Also, as pointed out by some users and reported by other publications, Samsung doesn't even install the actual Facebook app on many of its smartphones. Google apps such as Maps and Gmail have been shipping on Android devices for years. He also added that companies should be filing documents on these permanent apps deals, and that Facebook should turn over public documents in which it clarifies that there is not data collection involved when the app is disabled.
'Can they still track your information, your location, or whatever else they do?
Out of the 34 apps on the Android mobile operating system analysed by Privacy International between August and December 2018, 23 apps were found to send data to Facebook the moment a user launched them. "We the consumer should have a say in what we want and don't want on our products". Facebook's spokesperson did, however, say that if you disable the app on your phone, it acts as if it's uninstalled, so it can not collect data or anything of the sort, which is something Mr. Winke was concerned about, and probably at least a part of the reason why he wanted to delete that app from his smartphone.
Samsung phones come with various apps pre-installed (over and above the standard Android apps).
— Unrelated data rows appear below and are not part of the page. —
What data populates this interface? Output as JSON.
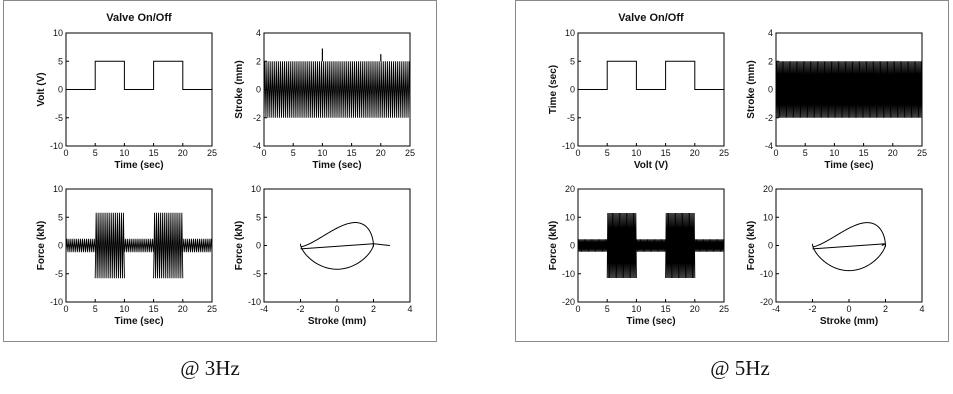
{
  "chart_data": [
    {
      "caption": "@ 3Hz",
      "subplots": [
        {
          "type": "line",
          "title": "Valve On/Off",
          "xlabel": "Time (sec)",
          "ylabel": "Volt (V)",
          "xlim": [
            0,
            25
          ],
          "ylim": [
            -10,
            10
          ],
          "xticks": [
            0,
            5,
            10,
            15,
            20,
            25
          ],
          "yticks": [
            -10,
            -5,
            0,
            5,
            10
          ],
          "series": [
            {
              "kind": "step",
              "x": [
                0,
                5,
                5,
                10,
                10,
                15,
                15,
                20,
                20,
                25
              ],
              "y": [
                0,
                0,
                5,
                5,
                0,
                0,
                5,
                5,
                0,
                0
              ]
            }
          ]
        },
        {
          "type": "line",
          "title": "",
          "xlabel": "Time (sec)",
          "ylabel": "Stroke (mm)",
          "xlim": [
            0,
            25
          ],
          "ylim": [
            -4,
            4
          ],
          "xticks": [
            0,
            5,
            10,
            15,
            20,
            25
          ],
          "yticks": [
            -4,
            -2,
            0,
            2,
            4
          ],
          "series": [
            {
              "kind": "oscillation",
              "freq_hz": 3,
              "amplitude": 2,
              "spikes": [
                {
                  "x": 10,
                  "y": 2.9
                },
                {
                  "x": 20,
                  "y": 2.5
                }
              ]
            }
          ]
        },
        {
          "type": "line",
          "title": "",
          "xlabel": "Time (sec)",
          "ylabel": "Force (kN)",
          "xlim": [
            0,
            25
          ],
          "ylim": [
            -10,
            10
          ],
          "xticks": [
            0,
            5,
            10,
            15,
            20,
            25
          ],
          "yticks": [
            -10,
            -5,
            0,
            5,
            10
          ],
          "series": [
            {
              "kind": "bursts",
              "freq_hz": 3,
              "base_amplitude": 1.2,
              "burst_amplitude": 5.8,
              "bursts": [
                [
                  5,
                  10
                ],
                [
                  15,
                  20
                ]
              ]
            }
          ]
        },
        {
          "type": "line",
          "title": "",
          "xlabel": "Stroke (mm)",
          "ylabel": "Force (kN)",
          "xlim": [
            -4,
            4
          ],
          "ylim": [
            -10,
            10
          ],
          "xticks": [
            -4,
            -2,
            0,
            2,
            4
          ],
          "yticks": [
            -10,
            -5,
            0,
            5,
            10
          ],
          "series": [
            {
              "kind": "loop",
              "x_amplitude": 2,
              "y_peak": 6,
              "y_trough": -4.5,
              "tail_x": 2.9
            }
          ]
        }
      ]
    },
    {
      "caption": "@ 5Hz",
      "subplots": [
        {
          "type": "line",
          "title": "Valve On/Off",
          "xlabel": "Volt (V)",
          "ylabel": "Time (sec)",
          "xlim": [
            0,
            25
          ],
          "ylim": [
            -10,
            10
          ],
          "xticks": [
            0,
            5,
            10,
            15,
            20,
            25
          ],
          "yticks": [
            -10,
            -5,
            0,
            5,
            10
          ],
          "series": [
            {
              "kind": "step",
              "x": [
                0,
                5,
                5,
                10,
                10,
                15,
                15,
                20,
                20,
                25
              ],
              "y": [
                0,
                0,
                5,
                5,
                0,
                0,
                5,
                5,
                0,
                0
              ]
            }
          ]
        },
        {
          "type": "line",
          "title": "",
          "xlabel": "Time (sec)",
          "ylabel": "Stroke (mm)",
          "xlim": [
            0,
            25
          ],
          "ylim": [
            -4,
            4
          ],
          "xticks": [
            0,
            5,
            10,
            15,
            20,
            25
          ],
          "yticks": [
            -4,
            -2,
            0,
            2,
            4
          ],
          "series": [
            {
              "kind": "oscillation",
              "freq_hz": 5,
              "amplitude": 2,
              "spikes": []
            }
          ]
        },
        {
          "type": "line",
          "title": "",
          "xlabel": "Time (sec)",
          "ylabel": "Force (kN)",
          "xlim": [
            0,
            25
          ],
          "ylim": [
            -20,
            20
          ],
          "xticks": [
            0,
            5,
            10,
            15,
            20,
            25
          ],
          "yticks": [
            -20,
            -10,
            0,
            10,
            20
          ],
          "series": [
            {
              "kind": "bursts",
              "freq_hz": 5,
              "base_amplitude": 2.2,
              "burst_amplitude": 11.5,
              "bursts": [
                [
                  5,
                  10
                ],
                [
                  15,
                  20
                ]
              ]
            }
          ]
        },
        {
          "type": "line",
          "title": "",
          "xlabel": "Stroke (mm)",
          "ylabel": "Force (kN)",
          "xlim": [
            -4,
            4
          ],
          "ylim": [
            -20,
            20
          ],
          "xticks": [
            -4,
            -2,
            0,
            2,
            4
          ],
          "yticks": [
            -20,
            -10,
            0,
            10,
            20
          ],
          "series": [
            {
              "kind": "loop",
              "x_amplitude": 2,
              "y_peak": 12,
              "y_trough": -9.5,
              "tail_x": 1.8
            }
          ]
        }
      ]
    }
  ]
}
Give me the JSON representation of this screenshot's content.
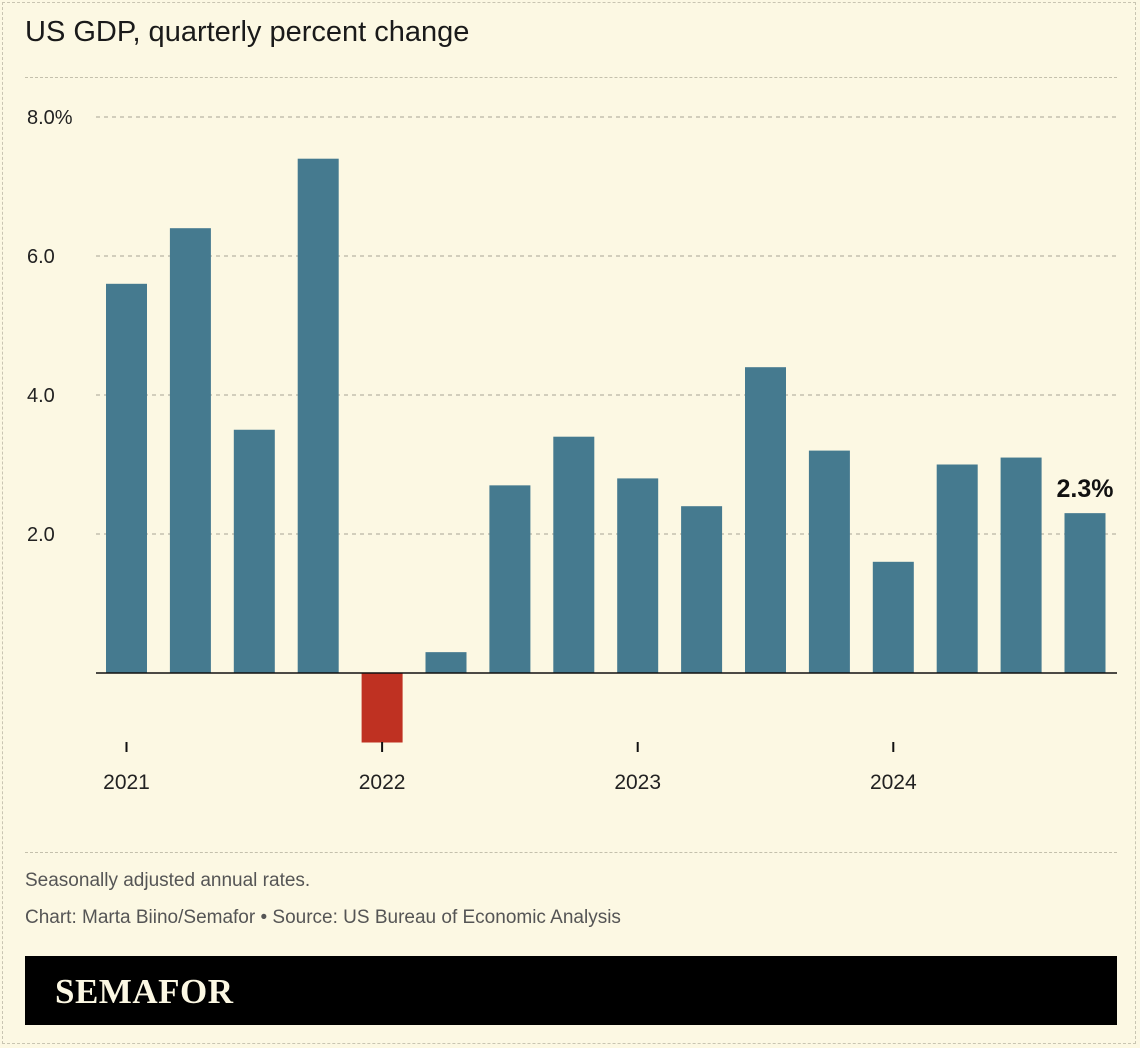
{
  "header": {
    "title": "US GDP, quarterly percent change"
  },
  "chart_data": {
    "type": "bar",
    "title": "US GDP, quarterly percent change",
    "xlabel": "",
    "ylabel": "",
    "categories": [
      "2021 Q1",
      "2021 Q2",
      "2021 Q3",
      "2021 Q4",
      "2022 Q1",
      "2022 Q2",
      "2022 Q3",
      "2022 Q4",
      "2023 Q1",
      "2023 Q2",
      "2023 Q3",
      "2023 Q4",
      "2024 Q1",
      "2024 Q2",
      "2024 Q3",
      "2024 Q4"
    ],
    "values": [
      5.6,
      6.4,
      3.5,
      7.4,
      -1.0,
      0.3,
      2.7,
      3.4,
      2.8,
      2.4,
      4.4,
      3.2,
      1.6,
      3.0,
      3.1,
      2.3
    ],
    "ylim": [
      -1.0,
      8.0
    ],
    "yticks": [
      2.0,
      4.0,
      6.0,
      8.0
    ],
    "ytick_labels": [
      "2.0",
      "4.0",
      "6.0",
      "8.0%"
    ],
    "year_ticks": [
      {
        "label": "2021",
        "index": 0
      },
      {
        "label": "2022",
        "index": 4
      },
      {
        "label": "2023",
        "index": 8
      },
      {
        "label": "2024",
        "index": 12
      }
    ],
    "colors": {
      "positive": "#457a8f",
      "negative": "#bf3122"
    },
    "annotation": {
      "index": 15,
      "text": "2.3%"
    },
    "grid": true,
    "legend": "none"
  },
  "notes": {
    "subtitle": "Seasonally adjusted annual rates.",
    "source": "Chart: Marta Biino/Semafor • Source: US Bureau of Economic Analysis"
  },
  "brand": {
    "logo_text": "SEMAFOR"
  }
}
Neither Samsung nor Facebook has commented on the issue faced by Samsung users. Even after disabling the app, he was bothered to still have it on his phone. Consumers may have to specifically ask a customer service representative when purchasing a phone to find out if it comes with the app. He first tried to delete the Facebook app when he was setting up the device. He has used the Facebook app to connect with old friends and to share pictures of natural landscapes and his Siamese cat - but he didn't want to be stuck with it.
Consumer-advocacy groups have long raised objections to such deals. "Time to move on", Twitter user Gopinath Pandalai wrote in October.
"Very slimy. Been a Samsung customer for 10 years". "If I can't delete it, this will be the last Samsung product I ever own". Jeff Chester, an executive director of the Center of Digital Democracy, actually said that people have started to understand that apps can be a powerful tool for their creators, that they can spy you without a problem, as you're constantly using your phone, and carry it around with you at all times, pretty much.
Samsung claims that such arrangements are made in order to provide "the best" experience to users.